Новый Тьеполо! Спеши сюда! Вот для тебя пирующие персонажи... Они сидят под яркой стосвечовой лампой вокруг стола, оживленно беседуют. Пиши их, новый Тьеполо, пиши «Пир у хозяйственника»!
Я вижу полотно твое в музее. Я вижу посетителей, стоящих перед картиной твоей. Они ломают голову, они не знают, о чем с таким вдохновением говорит написанный тобою тучный гигант в синих подтяжках... На вилке держит он кружок колбасы. Уже давно пора исчезнуть кружку во рту говорящего, и он никак не может исчезнуть, потому что говорящий слишком увлечен своей речью. О чем говорит он?
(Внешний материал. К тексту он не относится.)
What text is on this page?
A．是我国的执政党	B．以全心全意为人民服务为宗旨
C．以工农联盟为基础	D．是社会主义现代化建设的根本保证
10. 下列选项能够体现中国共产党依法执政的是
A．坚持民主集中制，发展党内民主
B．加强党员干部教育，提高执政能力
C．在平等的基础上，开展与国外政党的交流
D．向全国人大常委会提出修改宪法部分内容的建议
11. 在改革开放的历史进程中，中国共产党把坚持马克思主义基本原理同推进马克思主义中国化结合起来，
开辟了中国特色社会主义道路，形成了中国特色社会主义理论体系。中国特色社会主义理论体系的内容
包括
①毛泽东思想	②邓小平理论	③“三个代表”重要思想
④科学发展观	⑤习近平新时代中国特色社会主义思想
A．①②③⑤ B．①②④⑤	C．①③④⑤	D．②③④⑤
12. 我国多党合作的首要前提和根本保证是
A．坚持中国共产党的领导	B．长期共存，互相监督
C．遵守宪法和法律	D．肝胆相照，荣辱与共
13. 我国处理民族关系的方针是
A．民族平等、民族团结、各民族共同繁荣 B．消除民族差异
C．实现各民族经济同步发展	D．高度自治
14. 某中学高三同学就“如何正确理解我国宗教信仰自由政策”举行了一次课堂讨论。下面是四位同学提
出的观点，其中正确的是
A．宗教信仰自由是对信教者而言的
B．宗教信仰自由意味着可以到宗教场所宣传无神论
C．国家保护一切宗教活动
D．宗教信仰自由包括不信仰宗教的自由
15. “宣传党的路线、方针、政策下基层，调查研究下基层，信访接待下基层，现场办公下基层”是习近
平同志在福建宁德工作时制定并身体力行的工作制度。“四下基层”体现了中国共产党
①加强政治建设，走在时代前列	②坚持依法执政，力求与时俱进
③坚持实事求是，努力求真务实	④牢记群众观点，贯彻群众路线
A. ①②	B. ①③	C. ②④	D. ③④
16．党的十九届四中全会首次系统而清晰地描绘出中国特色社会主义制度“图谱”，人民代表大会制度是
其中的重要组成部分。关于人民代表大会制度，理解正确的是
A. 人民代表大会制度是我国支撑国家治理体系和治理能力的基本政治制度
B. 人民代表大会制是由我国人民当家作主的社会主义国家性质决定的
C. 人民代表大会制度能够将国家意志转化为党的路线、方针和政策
– Сосисок у нас не умеют делать! – говорил гигант в синих подтяжках. – Разве это сосиски у нас? Молчите, Соломон. Вы еврей, вы ничего не понимаете в сосисках, – вам нравится кошерное худосочное мясо... У нас нет сосисок. Это склеротические пальцы, а не сосиски. Настоящие сосиски должны прыскать. Я добьюсь, вот увидите, я сделаю такие сосиски.
IX
Мы собрались на аэродроме.
Я говорю: «мы»! Уж я-то был с боку припека, случайно прихваченный человечек. Никто не обращался ко мне, никого не интересовали мои впечатления. Я мог бы со спокойной совестью оставаться дома.
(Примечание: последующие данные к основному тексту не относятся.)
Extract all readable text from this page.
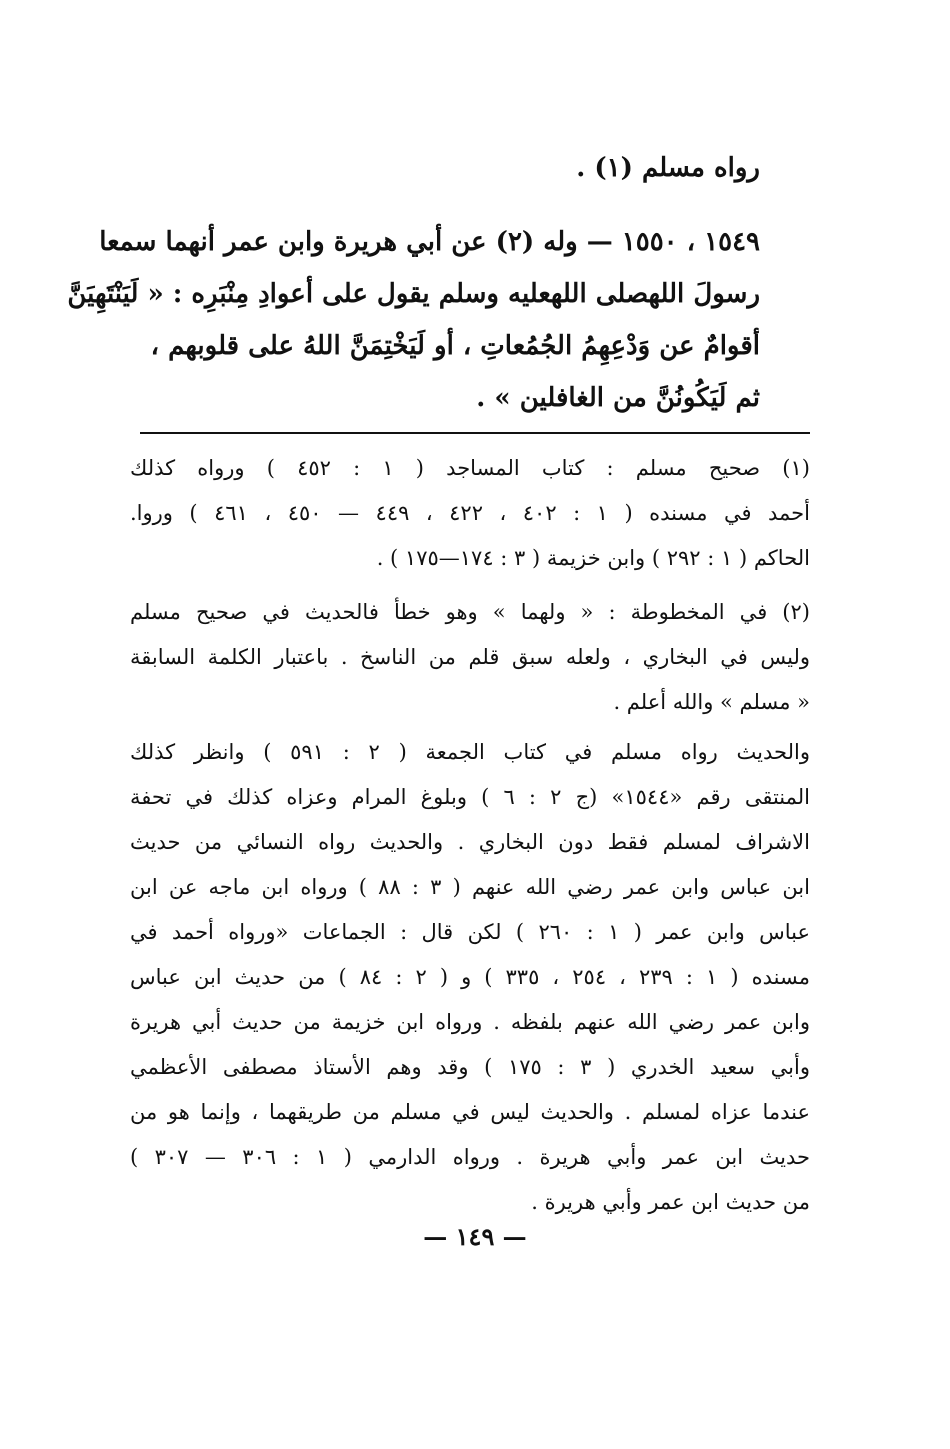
رواه مسلم (١) .
١٥٤٩ ، ١٥٥٠ — وله (٢) عن أبي هريرة وابن عمر أنهما سمعا
رسولَ اللهصلى اللهعليه وسلم يقول على أعوادِ مِنْبَرِه : « لَيَنْتَهِيَنَّ
أقوامٌ عن وَدْعِهِمُ الجُمُعاتِ ، أو لَيَخْتِمَنَّ اللهُ على قلوبهم ،
ثم لَيَكُونُنَّ من الغافلين » .
(١) صحيح مسلم : كتاب المساجد ( ١ : ٤٥٢ ) ورواه كذلك
أحمد في مسنده ( ١ : ٤٠٢ ، ٤٢٢ ، ٤٤٩ — ٤٥٠ ، ٤٦١ ) وروا.
الحاكم ( ١ : ٢٩٢ ) وابن خزيمة ( ٣ : ١٧٤—١٧٥ ) .
(٢) في المخطوطة : « ولهما » وهو خطأ فالحديث في صحيح مسلم
وليس في البخاري ، ولعله سبق قلم من الناسخ . باعتبار الكلمة السابقة
« مسلم » والله أعلم .
والحديث رواه مسلم في كتاب الجمعة ( ٢ : ٥٩١ ) وانظر كذلك
المنتقى رقم «١٥٤٤» (ج ٢ : ٦ ) وبلوغ المرام وعزاه كذلك في تحفة
الاشراف لمسلم فقط دون البخاري . والحديث رواه النسائي من حديث
ابن عباس وابن عمر رضي الله عنهم ( ٣ : ٨٨ ) ورواه ابن ماجه عن ابن
عباس وابن عمر ( ١ : ٢٦٠ ) لكن قال : الجماعات «ورواه أحمد في
مسنده ( ١ : ٢٣٩ ، ٢٥٤ ، ٣٣٥ ) و ( ٢ : ٨٤ ) من حديث ابن عباس
وابن عمر رضي الله عنهم بلفظه . ورواه ابن خزيمة من حديث أبي هريرة
وأبي سعيد الخدري ( ٣ : ١٧٥ ) وقد وهم الأستاذ مصطفى الأعظمي
عندما عزاه لمسلم . والحديث ليس في مسلم من طريقهما ، وإنما هو من
حديث ابن عمر وأبي هريرة . ورواه الدارمي ( ١ : ٣٠٦ — ٣٠٧ )
من حديث ابن عمر وأبي هريرة .
— ١٤٩ —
Должен был состояться отлет советского аэроплана новой конструкции. Пригласили Бабичева. Гости вышли за барьер. Бабичев главенствовал и в этом избранном обществе. Стоило ему вступить с кем-нибудь в разговор, как возле него смыкался круг. Все слушали его с почтительным вниманием. Он красовался в своем сером костюме, грандиозный, выше всех плечами, аркой плечей. На животе у него на ремнях висел черный бинокль. Слушая собеседника, он закладывал руки в карманы и тихо качался на широко расставленных ногах с пятки на носок и с носка на пятку. Он часто почесывает нос. Почесав, он смотрит на пальцы, сложенные щепоткой и близко поднесенные к глазам. Слушатели, как школьники, непроизвольно повторяют его движения и игру его лица. Они тоже почесывают нос, сами себе удивляясь.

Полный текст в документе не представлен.